Acquired episode 14 focuses on Microsoft's acquisition of LinkedIn for $26.2 billion. Hosts Ben Gilbert and David Rosenthal discuss the history of LinkedIn, analyze the rationale behind the acquisition, and speculate on its potential impact.
LinkedIn was founded in 2002 by former PayPal employees, including Reid Hoffman, launching in May 2003. It quickly grew by "scraping" address books and spamming contacts. This aggressive tactic resulted in a lawsuit but proved effective in bootstrapping the network. In late 2003, Sequoia Capital led their series A. Sequoia would maintain a board seat for LinkedIn for its entire public life. In 2004 they raised their series B. The series B pitch deck emphasized LinkedIn as an unbiased source of truth about professionals, solving incentive problems that existed in traditional directories.
LinkedIn has three primary revenue streams: Talent Solutions (recruiter access), Marketing Solutions (ads), and Premium Subscriptions (access to broader networks). Talent Solutions is the dominant revenue driver, with recruiters paying significant amounts for access to the platform. The company went public in May 2011, pricing at $45 per share and closing its first day of trading at $94.25. In February 2016, the company announced disappointing guidance to Wall Street, its stock plummeted and with it, the fortunes of numerous other SaaS stocks. This provided a window for Microsoft to acquire the company, something Microsoft's been wanting to do in their own way.
Ben and David categorize the acquisition as a "product acquisition" with the potential to transform Microsoft's business processes. They think Microsoft needs to have better access to identity and better data to enrich their other product offerings, with a holistic view of an individual's skills, career history, and identity.
The hosts identify several strategic reasons for the acquisition. First, integrating LinkedIn with Office 365 extends Microsoft's identity management beyond company boundaries and is particularly valuable in a world where employees frequently change jobs. Second, integrating LinkedIn's data with Dynamics CRM provides a comprehensive view of potential customers, improving sales and marketing efforts.

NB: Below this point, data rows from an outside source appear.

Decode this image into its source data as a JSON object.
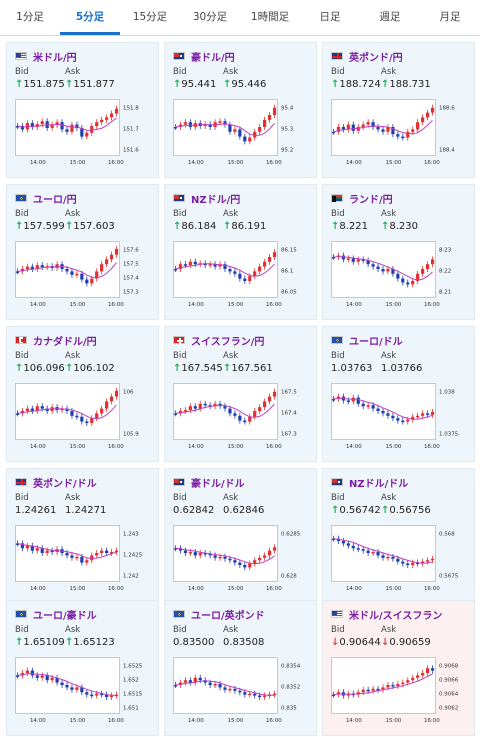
{
  "tabs": [
    {
      "label": "1分足",
      "active": false
    },
    {
      "label": "5分足",
      "active": true
    },
    {
      "label": "15分足",
      "active": false
    },
    {
      "label": "30分足",
      "active": false
    },
    {
      "label": "1時間足",
      "active": false
    },
    {
      "label": "日足",
      "active": false
    },
    {
      "label": "週足",
      "active": false
    },
    {
      "label": "月足",
      "active": false
    }
  ],
  "labels": {
    "bid": "Bid",
    "ask": "Ask"
  },
  "colors": {
    "accent": "#1a73c8",
    "up": "#1bb55c",
    "down": "#e24141",
    "candle_up": "#e23030",
    "candle_down": "#1f3fb0",
    "ma": "#c040c0"
  },
  "pairs": [
    {
      "name": "米ドル/円",
      "flag": "us",
      "bid": "151.875",
      "ask": "151.877",
      "dir": "up",
      "highlight": false,
      "chart": {
        "yticks": [
          "151.8",
          "151.7",
          "151.6"
        ],
        "xticks": [
          "14:00",
          "15:00",
          "16:00"
        ],
        "trend": [
          0.48,
          0.55,
          0.42,
          0.5,
          0.44,
          0.38,
          0.52,
          0.46,
          0.4,
          0.55,
          0.6,
          0.45,
          0.52,
          0.7,
          0.62,
          0.48,
          0.4,
          0.35,
          0.3,
          0.22,
          0.12
        ]
      }
    },
    {
      "name": "豪ドル/円",
      "flag": "au",
      "bid": "95.441",
      "ask": "95.446",
      "dir": "up",
      "highlight": false,
      "chart": {
        "yticks": [
          "95.4",
          "95.3",
          "95.2"
        ],
        "xticks": [
          "14:00",
          "15:00",
          "16:00"
        ],
        "trend": [
          0.5,
          0.45,
          0.4,
          0.5,
          0.42,
          0.48,
          0.44,
          0.5,
          0.4,
          0.38,
          0.45,
          0.6,
          0.55,
          0.7,
          0.8,
          0.72,
          0.6,
          0.5,
          0.35,
          0.25,
          0.1
        ]
      }
    },
    {
      "name": "英ポンド/円",
      "flag": "gb",
      "bid": "188.724",
      "ask": "188.731",
      "dir": "up",
      "highlight": false,
      "chart": {
        "yticks": [
          "188.6",
          "188.4"
        ],
        "xticks": [
          "14:00",
          "15:00",
          "16:00"
        ],
        "trend": [
          0.6,
          0.5,
          0.55,
          0.45,
          0.58,
          0.5,
          0.45,
          0.4,
          0.5,
          0.55,
          0.6,
          0.5,
          0.65,
          0.7,
          0.72,
          0.6,
          0.55,
          0.4,
          0.3,
          0.2,
          0.1
        ]
      }
    },
    {
      "name": "ユーロ/円",
      "flag": "eu",
      "bid": "157.599",
      "ask": "157.603",
      "dir": "up",
      "highlight": false,
      "chart": {
        "yticks": [
          "157.6",
          "157.5",
          "157.4",
          "157.3"
        ],
        "xticks": [
          "14:00",
          "15:00",
          "16:00"
        ],
        "trend": [
          0.55,
          0.5,
          0.45,
          0.5,
          0.42,
          0.46,
          0.44,
          0.48,
          0.4,
          0.5,
          0.55,
          0.62,
          0.6,
          0.72,
          0.8,
          0.7,
          0.55,
          0.4,
          0.3,
          0.2,
          0.08
        ]
      }
    },
    {
      "name": "NZドル/円",
      "flag": "nz",
      "bid": "86.184",
      "ask": "86.191",
      "dir": "up",
      "highlight": false,
      "chart": {
        "yticks": [
          "86.15",
          "86.1",
          "86.05"
        ],
        "xticks": [
          "14:00",
          "15:00",
          "16:00"
        ],
        "trend": [
          0.5,
          0.4,
          0.42,
          0.35,
          0.4,
          0.38,
          0.42,
          0.4,
          0.45,
          0.4,
          0.5,
          0.55,
          0.6,
          0.7,
          0.75,
          0.65,
          0.55,
          0.45,
          0.35,
          0.25,
          0.15
        ]
      }
    },
    {
      "name": "ランド/円",
      "flag": "za",
      "bid": "8.221",
      "ask": "8.230",
      "dir": "up",
      "highlight": false,
      "chart": {
        "yticks": [
          "8.23",
          "8.22",
          "8.21"
        ],
        "xticks": [
          "14:00",
          "15:00",
          "16:00"
        ],
        "trend": [
          0.25,
          0.22,
          0.3,
          0.28,
          0.35,
          0.3,
          0.32,
          0.4,
          0.45,
          0.5,
          0.55,
          0.5,
          0.6,
          0.7,
          0.78,
          0.82,
          0.75,
          0.6,
          0.5,
          0.4,
          0.3
        ]
      }
    },
    {
      "name": "カナダドル/円",
      "flag": "ca",
      "bid": "106.096",
      "ask": "106.102",
      "dir": "up",
      "highlight": false,
      "chart": {
        "yticks": [
          "106",
          "105.9"
        ],
        "xticks": [
          "14:00",
          "15:00",
          "16:00"
        ],
        "trend": [
          0.55,
          0.5,
          0.45,
          0.5,
          0.4,
          0.45,
          0.5,
          0.42,
          0.48,
          0.45,
          0.5,
          0.6,
          0.62,
          0.72,
          0.75,
          0.65,
          0.55,
          0.45,
          0.3,
          0.2,
          0.08
        ]
      }
    },
    {
      "name": "スイスフラン/円",
      "flag": "ch",
      "bid": "167.545",
      "ask": "167.561",
      "dir": "up",
      "highlight": false,
      "chart": {
        "yticks": [
          "167.5",
          "167.4",
          "167.3"
        ],
        "xticks": [
          "14:00",
          "15:00",
          "16:00"
        ],
        "trend": [
          0.55,
          0.5,
          0.48,
          0.4,
          0.45,
          0.35,
          0.38,
          0.4,
          0.35,
          0.4,
          0.45,
          0.55,
          0.6,
          0.7,
          0.72,
          0.62,
          0.5,
          0.42,
          0.3,
          0.2,
          0.1
        ]
      }
    },
    {
      "name": "ユーロ/ドル",
      "flag": "eu",
      "flag2": "us",
      "bid": "1.03763",
      "ask": "1.03766",
      "dir": "none",
      "highlight": false,
      "chart": {
        "yticks": [
          "1.038",
          "1.0375"
        ],
        "xticks": [
          "14:00",
          "15:00",
          "16:00"
        ],
        "trend": [
          0.25,
          0.2,
          0.28,
          0.3,
          0.22,
          0.35,
          0.4,
          0.38,
          0.45,
          0.5,
          0.55,
          0.6,
          0.65,
          0.7,
          0.72,
          0.68,
          0.62,
          0.6,
          0.55,
          0.58,
          0.52
        ]
      }
    },
    {
      "name": "英ポンド/ドル",
      "flag": "gb",
      "flag2": "us",
      "bid": "1.24261",
      "ask": "1.24271",
      "dir": "none",
      "highlight": false,
      "chart": {
        "yticks": [
          "1.243",
          "1.2425",
          "1.242"
        ],
        "xticks": [
          "14:00",
          "15:00",
          "16:00"
        ],
        "trend": [
          0.3,
          0.4,
          0.35,
          0.45,
          0.4,
          0.5,
          0.45,
          0.48,
          0.42,
          0.5,
          0.55,
          0.6,
          0.58,
          0.7,
          0.65,
          0.55,
          0.5,
          0.45,
          0.5,
          0.48,
          0.45
        ]
      }
    },
    {
      "name": "豪ドル/ドル",
      "flag": "au",
      "flag2": "us",
      "bid": "0.62842",
      "ask": "0.62846",
      "dir": "none",
      "highlight": false,
      "chart": {
        "yticks": [
          "0.6285",
          "0.628"
        ],
        "xticks": [
          "14:00",
          "15:00",
          "16:00"
        ],
        "trend": [
          0.4,
          0.45,
          0.5,
          0.48,
          0.55,
          0.5,
          0.52,
          0.55,
          0.6,
          0.58,
          0.62,
          0.65,
          0.7,
          0.75,
          0.8,
          0.72,
          0.65,
          0.6,
          0.55,
          0.45,
          0.38
        ]
      }
    },
    {
      "name": "NZドル/ドル",
      "flag": "nz",
      "flag2": "us",
      "bid": "0.56742",
      "ask": "0.56756",
      "dir": "up",
      "highlight": false,
      "chart": {
        "yticks": [
          "0.568",
          "0.5675"
        ],
        "xticks": [
          "14:00",
          "15:00",
          "16:00"
        ],
        "trend": [
          0.2,
          0.25,
          0.3,
          0.35,
          0.4,
          0.42,
          0.45,
          0.5,
          0.48,
          0.55,
          0.6,
          0.58,
          0.62,
          0.68,
          0.72,
          0.75,
          0.7,
          0.72,
          0.68,
          0.65,
          0.62
        ]
      }
    },
    {
      "name": "ユーロ/豪ドル",
      "flag": "eu",
      "flag2": "au",
      "bid": "1.65109",
      "ask": "1.65123",
      "dir": "up",
      "highlight": false,
      "chart": {
        "yticks": [
          "1.6525",
          "1.652",
          "1.6515",
          "1.651"
        ],
        "xticks": [
          "14:00",
          "15:00",
          "16:00"
        ],
        "trend": [
          0.3,
          0.25,
          0.2,
          0.3,
          0.35,
          0.3,
          0.4,
          0.35,
          0.45,
          0.5,
          0.55,
          0.6,
          0.55,
          0.65,
          0.7,
          0.72,
          0.68,
          0.7,
          0.75,
          0.72,
          0.7
        ]
      }
    },
    {
      "name": "ユーロ/英ポンド",
      "flag": "eu",
      "flag2": "gb",
      "bid": "0.83500",
      "ask": "0.83508",
      "dir": "none",
      "highlight": false,
      "chart": {
        "yticks": [
          "0.8354",
          "0.8352",
          "0.835"
        ],
        "xticks": [
          "14:00",
          "15:00",
          "16:00"
        ],
        "trend": [
          0.5,
          0.45,
          0.4,
          0.45,
          0.35,
          0.4,
          0.45,
          0.5,
          0.48,
          0.55,
          0.6,
          0.58,
          0.62,
          0.65,
          0.7,
          0.68,
          0.72,
          0.75,
          0.72,
          0.7,
          0.68
        ]
      }
    },
    {
      "name": "米ドル/スイスフラン",
      "flag": "us",
      "flag2": "ch",
      "bid": "0.90644",
      "ask": "0.90659",
      "dir": "down",
      "highlight": true,
      "chart": {
        "yticks": [
          "0.9068",
          "0.9066",
          "0.9064",
          "0.9062"
        ],
        "xticks": [
          "14:00",
          "15:00",
          "16:00"
        ],
        "trend": [
          0.7,
          0.65,
          0.72,
          0.68,
          0.7,
          0.65,
          0.6,
          0.62,
          0.58,
          0.6,
          0.55,
          0.5,
          0.52,
          0.48,
          0.45,
          0.4,
          0.35,
          0.3,
          0.25,
          0.15,
          0.2
        ]
      }
    }
  ]
}
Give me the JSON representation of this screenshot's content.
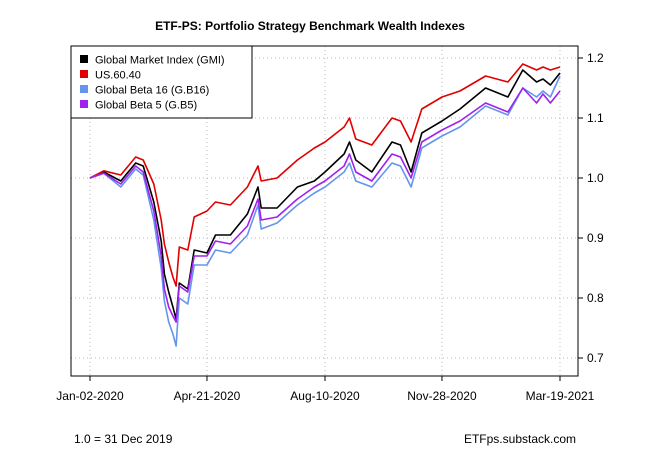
{
  "chart_data": {
    "type": "line",
    "title": "ETF-PS: Portfolio Strategy Benchmark Wealth Indexes",
    "xlabel": "",
    "ylabel": "",
    "x_ticks": [
      "Jan-02-2020",
      "Apr-21-2020",
      "Aug-10-2020",
      "Nov-28-2020",
      "Mar-19-2021"
    ],
    "x": [
      "Jan-02-2020",
      "Jan-15-2020",
      "Jan-31-2020",
      "Feb-14-2020",
      "Feb-21-2020",
      "Mar-02-2020",
      "Mar-09-2020",
      "Mar-12-2020",
      "Mar-16-2020",
      "Mar-20-2020",
      "Mar-23-2020",
      "Mar-26-2020",
      "Apr-03-2020",
      "Apr-09-2020",
      "Apr-21-2020",
      "Apr-29-2020",
      "May-13-2020",
      "May-29-2020",
      "Jun-08-2020",
      "Jun-11-2020",
      "Jun-26-2020",
      "Jul-15-2020",
      "Jul-31-2020",
      "Aug-10-2020",
      "Aug-28-2020",
      "Sep-02-2020",
      "Sep-08-2020",
      "Sep-23-2020",
      "Oct-12-2020",
      "Oct-20-2020",
      "Oct-30-2020",
      "Nov-09-2020",
      "Nov-28-2020",
      "Dec-15-2020",
      "Jan-08-2021",
      "Jan-29-2021",
      "Feb-12-2021",
      "Feb-25-2021",
      "Mar-03-2021",
      "Mar-10-2021",
      "Mar-19-2021"
    ],
    "series": [
      {
        "name": "Global Market Index (GMI)",
        "color": "#000000",
        "values": [
          1.0,
          1.01,
          0.995,
          1.025,
          1.02,
          0.96,
          0.895,
          0.84,
          0.81,
          0.785,
          0.765,
          0.825,
          0.815,
          0.88,
          0.875,
          0.905,
          0.905,
          0.94,
          0.985,
          0.95,
          0.95,
          0.985,
          0.995,
          1.01,
          1.04,
          1.06,
          1.03,
          1.01,
          1.06,
          1.055,
          1.01,
          1.075,
          1.095,
          1.115,
          1.15,
          1.135,
          1.18,
          1.16,
          1.165,
          1.155,
          1.175
        ]
      },
      {
        "name": "US.60.40",
        "color": "#e00000",
        "values": [
          1.0,
          1.012,
          1.005,
          1.035,
          1.03,
          0.99,
          0.93,
          0.89,
          0.86,
          0.835,
          0.82,
          0.885,
          0.88,
          0.935,
          0.945,
          0.96,
          0.955,
          0.985,
          1.02,
          0.995,
          1.0,
          1.03,
          1.05,
          1.06,
          1.085,
          1.1,
          1.065,
          1.055,
          1.1,
          1.095,
          1.06,
          1.115,
          1.135,
          1.145,
          1.17,
          1.16,
          1.19,
          1.18,
          1.185,
          1.18,
          1.185
        ]
      },
      {
        "name": "Global Beta 16 (G.B16)",
        "color": "#6495ed",
        "values": [
          1.0,
          1.008,
          0.985,
          1.015,
          1.005,
          0.93,
          0.85,
          0.795,
          0.76,
          0.74,
          0.72,
          0.8,
          0.79,
          0.855,
          0.855,
          0.88,
          0.875,
          0.905,
          0.955,
          0.915,
          0.925,
          0.955,
          0.975,
          0.985,
          1.01,
          1.025,
          0.995,
          0.985,
          1.025,
          1.02,
          0.985,
          1.05,
          1.07,
          1.085,
          1.12,
          1.105,
          1.15,
          1.135,
          1.145,
          1.135,
          1.17
        ]
      },
      {
        "name": "Global Beta 5 (G.B5)",
        "color": "#a020f0",
        "values": [
          1.0,
          1.008,
          0.99,
          1.02,
          1.01,
          0.945,
          0.87,
          0.815,
          0.785,
          0.77,
          0.76,
          0.82,
          0.81,
          0.87,
          0.87,
          0.895,
          0.89,
          0.92,
          0.965,
          0.93,
          0.935,
          0.965,
          0.985,
          0.995,
          1.02,
          1.04,
          1.01,
          0.995,
          1.04,
          1.035,
          1.0,
          1.06,
          1.08,
          1.095,
          1.125,
          1.11,
          1.15,
          1.125,
          1.14,
          1.125,
          1.145
        ]
      }
    ],
    "ylim": [
      0.67,
      1.22
    ],
    "y_ticks": [
      0.7,
      0.8,
      0.9,
      1.0,
      1.1,
      1.2
    ],
    "y_tick_labels": [
      "0.7",
      "0.8",
      "0.9",
      "1.0",
      "1.1",
      "1.2"
    ],
    "y_axis_side": "right",
    "grid": true,
    "legend_position": "top-left"
  },
  "footer": {
    "left": "1.0 = 31 Dec 2019",
    "right": "ETFps.substack.com"
  }
}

They also note that LinkedIn was "on sale" after its stock decline, making it an attractive target. Additionally, Microsoft likely saw the acquisition as a competitive necessity, preventing other companies like Salesforce from acquiring LinkedIn and further encroaching on Microsoft's enterprise territory. By acquiring LinkedIn, Microsoft defends its position as the provider of productivity and business tools for enterprises. Microsoft’s recent history of not doing particularly well with integrating acquisitions, though, does leave some execution risk on the table here.
The discussion shifts to the power of network effects and LinkedIn's dominance in the professional networking space. While LinkedIn's product quality is often criticized, its vast network and high switching costs make it virtually unassailable by other companies. Ben and David suggest the only way to disrupt LinkedIn is by attacking it vertically, and by making that service more valuable for a specific customer base.
The hosts discuss Microsoft's debt financing of the acquisition due to its cash holdings being primarily overseas, which would incur substantial taxes if repatriated. The hosts also discuss the enormous amounts of stock based compensation, which would dilute Linkedin's share price, but that that is now Microsoft's problem.
Ben grades the acquisition as an "A-" due to the significant execution risk involved in integrating the two companies. David grades it as an "A", noting its value relative to its peak valuation and its potential strategic impact on Microsoft's cloud services strategy. They both agree on the huge opportunities ahead, as long as Microsoft can execute on it.